WASHINGTON — Wal-Mart Stores Inc. expects to see significant benefits, particularly in the area of apparel, footwear and travel goods, if the 12-nation Trans-Pacific Partnership trade deal is enacted.
Thorn testified on the first of a three-day hearing at the ITC, which has instituted an investigation to assess the “likely impact” of the TPP on the U.S. economy and specific industry sectors. The ITC is seeking input from an array of industry sectors in the public hearings.
Trade ministers reached a deal in October on TPP, which includes the U.S., Australia, Japan, Mexico, Canada,Vietnam, Malaysia, Peru, Singapore, Chile, Brunei and New Zealand. It aims to tear down barriers to trade and would encompass 40 percent of the world’s gross domestic product if enacted.
The U.S. fashion industry has a big stake in the agreement. The U.S. imports $22 billion in apparel, textiles and footwear from the TPP countries and exports around $14.25 billion. Vietnam is the second-largest apparel supplier to the U.S. after China and a big sourcing hub for companies.
“Wal-Mart strongly supports the TPP agreement,” Thorn told the commissioners. “We believe TPP will lower the cost of goods, increase choices for our customers and provide new markets for our suppliers throughout the Asia-Pacific. The agreement will also provide greater investment security and enhance e-commerce throughout the region.”
She said Wal-Mart operates stores in the TPP markets of the U.S., Mexico, Canada, Chile and Japan. On the sourcing side, she said Vietnam “represents a significant sourcing market for our company.”
Thorn argued that the U.S. has the most “regressive” taxes on consumer products, with the highest tariffs being imposed on the products that Wal-Mart customers purchase.
“For these reasons, we support the new footwear, textile and apparel commitments of the TPP,” Thorn said. “Under the agreement, all footwear and clothing tariffs will be eliminated in 12 years and nearly half of the value of imports will receive immediate duty-free treatment.”

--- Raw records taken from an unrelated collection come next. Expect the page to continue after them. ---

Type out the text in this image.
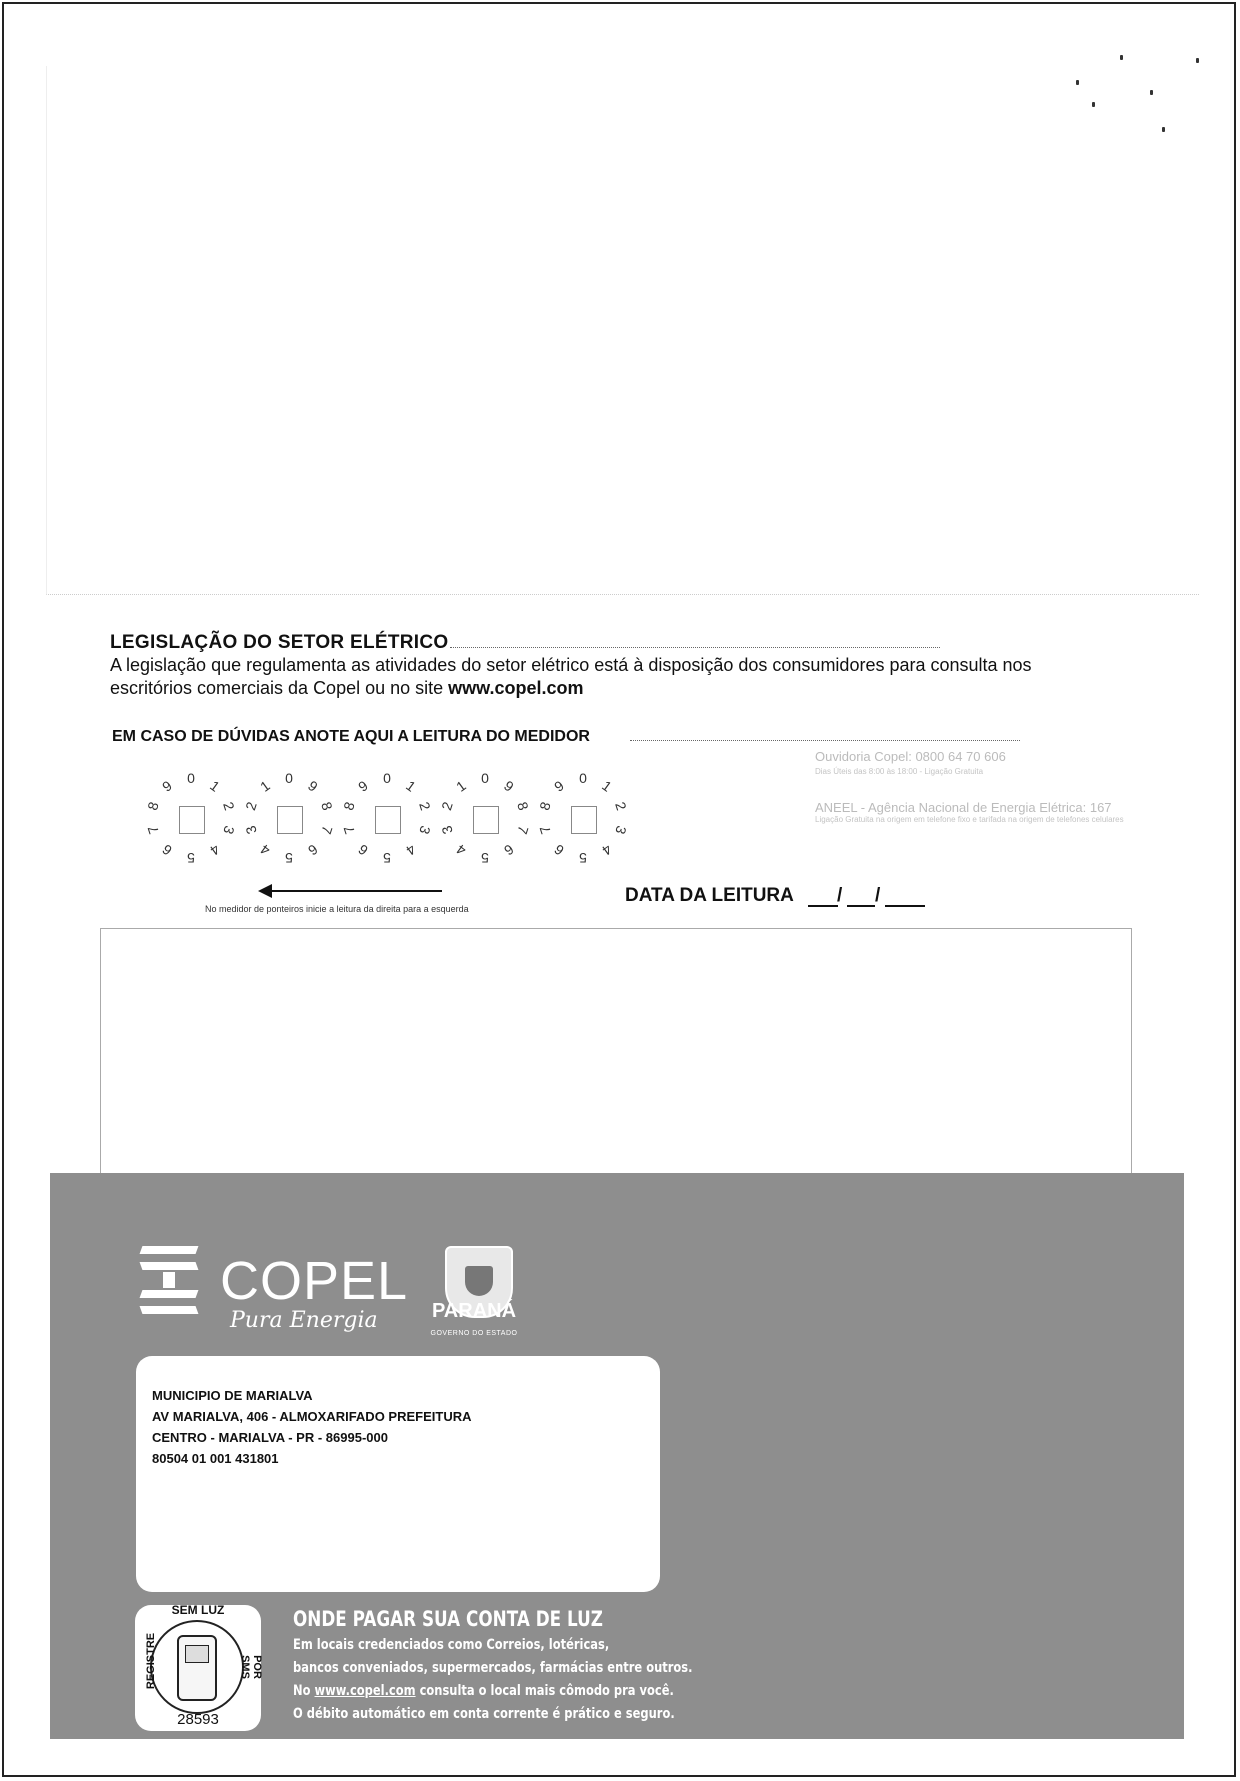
LEGISLAÇÃO DO SETOR ELÉTRICO
A legislação que regulamenta as atividades do setor elétrico está à disposição dos consumidores para consulta nos escritórios comerciais da Copel ou no site www.copel.com
EM CASO DE DÚVIDAS ANOTE AQUI A LEITURA DO MEDIDOR
0 1
2
3
4
5
6
7
8
9	0
1
2
3
4 5 6
7
8
9	0 1
2
3
4
5
6
7
8
9	0
1
2
3
4 5 6
7
8
9	0 1
2
3
4
5
6
7
8
9
No medidor de ponteiros inicie a leitura da direita para a esquerda
Ouvidoria Copel: 0800 64 70 606
Dias Úteis das 8:00 às 18:00 - Ligação Gratuita
ANEEL - Agência Nacional de Energia Elétrica: 167
Ligação Gratuita na origem em telefone fixo e tarifada na origem de telefones celulares
DATA DA LEITURA / /
COPEL
Pura Energia	PARANÁ
GOVERNO DO ESTADO
MUNICIPIO DE MARIALVA
AV MARIALVA, 406 - ALMOXARIFADO PREFEITURA
CENTRO - MARIALVA - PR - 86995-000
80504 01 001 431801
SEM LUZ
REGISTRE	POR SMS
28593
ONDE PAGAR SUA CONTA DE LUZ
Em locais credenciados como Correios, lotéricas,
bancos conveniados, supermercados, farmácias entre outros.
No www.copel.com consulta o local mais cômodo pra você.
O débito automático em conta corrente é prático e seguro.
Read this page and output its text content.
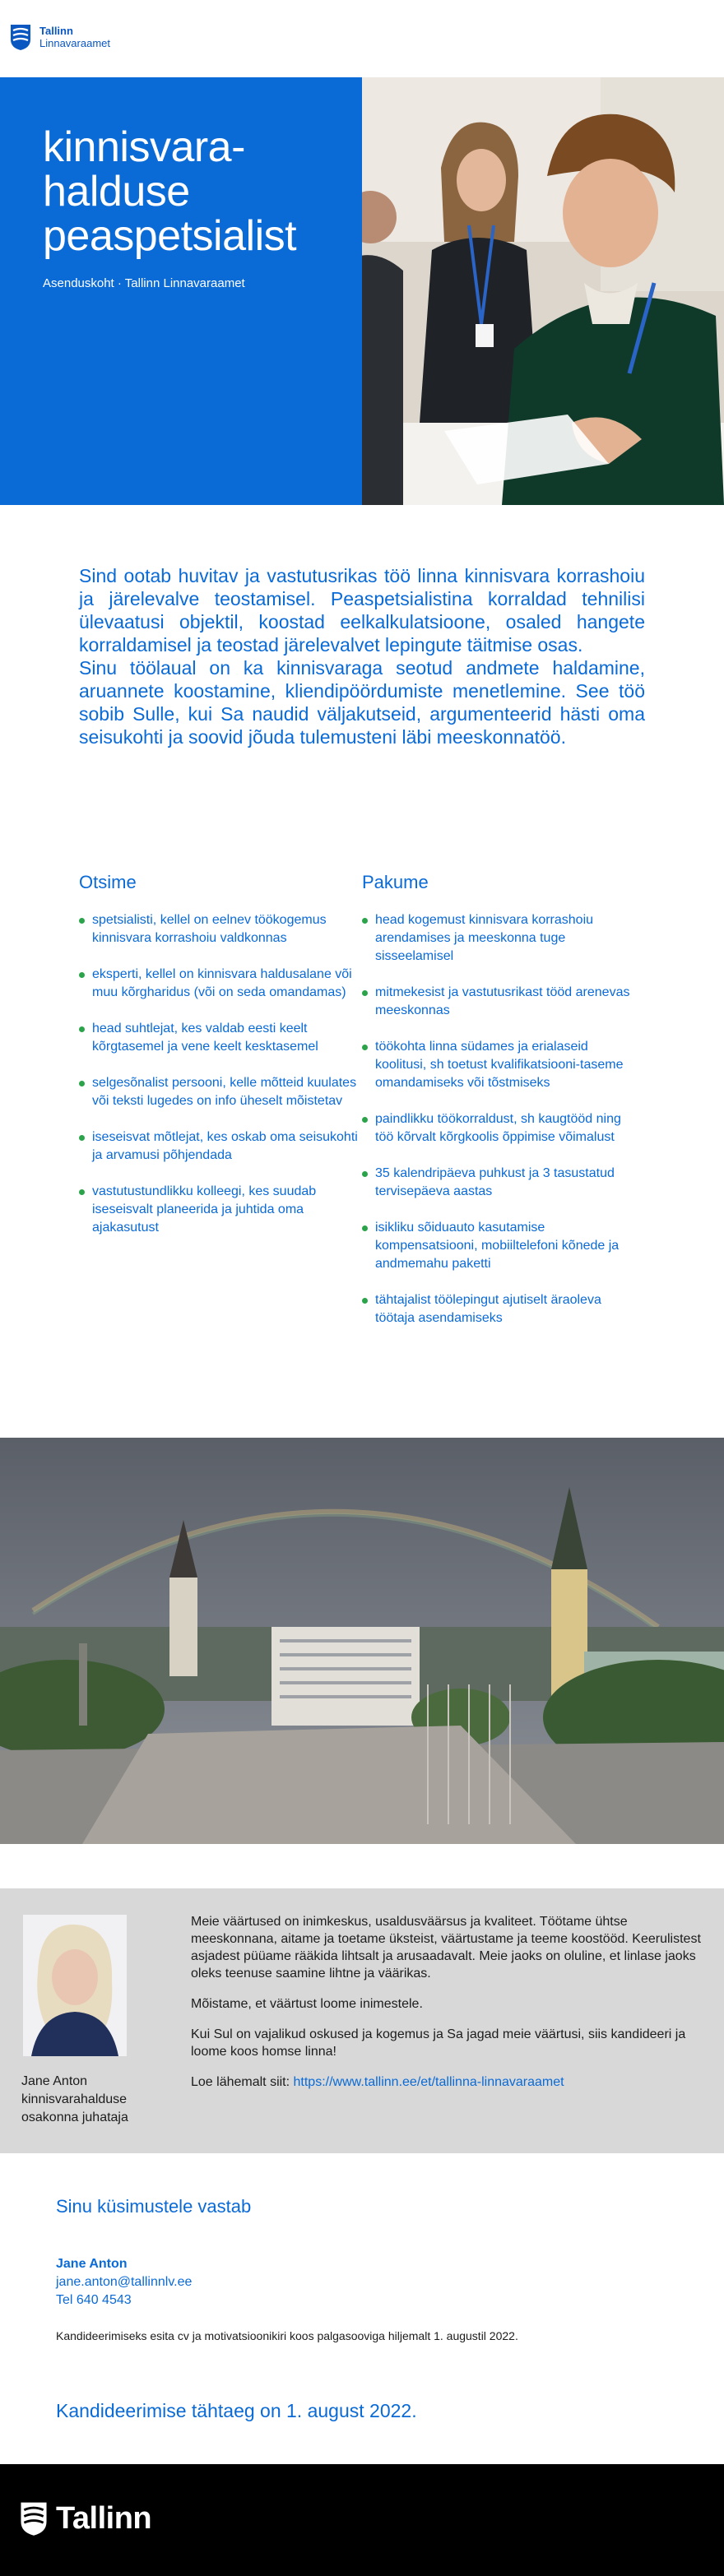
Tallinn
Linnavaraamet
kinnisvara-
halduse
peaspetsialist
Asenduskoht · Tallinn Linnavaraamet

Sind ootab huvitav ja vastutusrikas töö linna kinnisvara korrashoiu ja järelevalve teostamisel. Peaspetsialistina korraldad tehnilisi ülevaatusi objektil, koostad eelkalkulatsioone, osaled hangete korraldamisel ja teostad järelevalvet lepingute täitmise osas.

Sinu töölaual on ka kinnisvaraga seotud andmete haldamine, aruannete koostamine, kliendipöördumiste menetlemine. See töö sobib Sulle, kui Sa naudid väljakutseid, argumenteerid hästi oma seisukohti ja soovid jõuda tulemusteni läbi meeskonnatöö.

Otsime
spetsialisti, kellel on eelnev töökogemus kinnisvara korrashoiu valdkonnas
eksperti, kellel on kinnisvara haldusalane või muu kõrgharidus (või on seda omandamas)
head suhtlejat, kes valdab eesti keelt kõrgtasemel ja vene keelt kesktasemel
selgesõnalist persooni, kelle mõtteid kuulates või teksti lugedes on info üheselt mõistetav
iseseisvat mõtlejat, kes oskab oma seisukohti ja arvamusi põhjendada
vastutustundlikku kolleegi, kes suudab iseseisvalt planeerida ja juhtida oma ajakasutust
Pakume
head kogemust kinnisvara korrashoiu arendamises ja meeskonna tuge sisseelamisel
mitmekesist ja vastutusrikast tööd arenevas meeskonnas
töökohta linna südames ja erialaseid koolitusi, sh toetust kvalifikatsiooni-taseme omandamiseks või tõstmiseks
paindlikku töökorraldust, sh kaugtööd ning töö kõrvalt kõrgkoolis õppimise võimalust
35 kalendripäeva puhkust ja 3 tasustatud tervisepäeva aastas
isikliku sõiduauto kasutamise kompensatsiooni, mobiiltelefoni kõnede ja andmemahu paketti
tähtajalist töölepingut ajutiselt äraoleva töötaja asendamiseks
Jane Anton
kinnisvarahalduse osakonna juhataja

Meie väärtused on inimkeskus, usaldusväärsus ja kvaliteet. Töötame ühtse meeskonnana, aitame ja toetame üksteist, väärtustame ja teeme koostööd. Keerulistest asjadest püüame rääkida lihtsalt ja arusaadavalt. Meie jaoks on oluline, et linlase jaoks oleks teenuse saamine lihtne ja väärikas.

Mõistame, et väärtust loome inimestele.

Kui Sul on vajalikud oskused ja kogemus ja Sa jagad meie väärtusi, siis kandideeri ja loome koos homse linna!

Loe lähemalt siit: https://www.tallinn.ee/et/tallinna-linnavaraamet

Sinu küsimustele vastab
Jane Anton
jane.anton@tallinnlv.ee
Tel 640 4543
Kandideerimiseks esita cv ja motivatsioonikiri koos palgasooviga hiljemalt 1. augustil 2022.
Kandideerimise tähtaeg on 1. august 2022.
Tallinn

“We see particular benefits in the few apparel categories that received a cut-and-sew rule of origin, such as travel goods,” Thorn added. “This category, which includes popular back-to-school items, such as backpacks, pencil cases and other bags that face up to a 17.6 percent duty, will be eliminated on entry into force” of the agreement.
Thorn said Wal-Mart will also see significant benefits for footwear from Vietnam, which is a significant footwear importer to the U.S., second only to China, she said.
“Under the TPP, the majority of footwear tariff lines will be eliminated upon entry into force, with remaining tariff lines within 12 years,” Thorn said. “The duty savings of this commitment could be approximately $450 million for this sector.”
In the area of retail investment, Wal-Mart could benefit from a new rule in Vietnam, which agreed to eliminate in five years an economic needs test on stores over a certain size, said Thorn, adding, “Removing this will allow investor certainty and should serve as a template for the region.”
TPP will also cut high tariffs on U.S. exports of beef, pork, poultry, cheese and processed foods, particularly to Japan, where Wal-Mart has a big retail presence and provide e-commerce opportunities.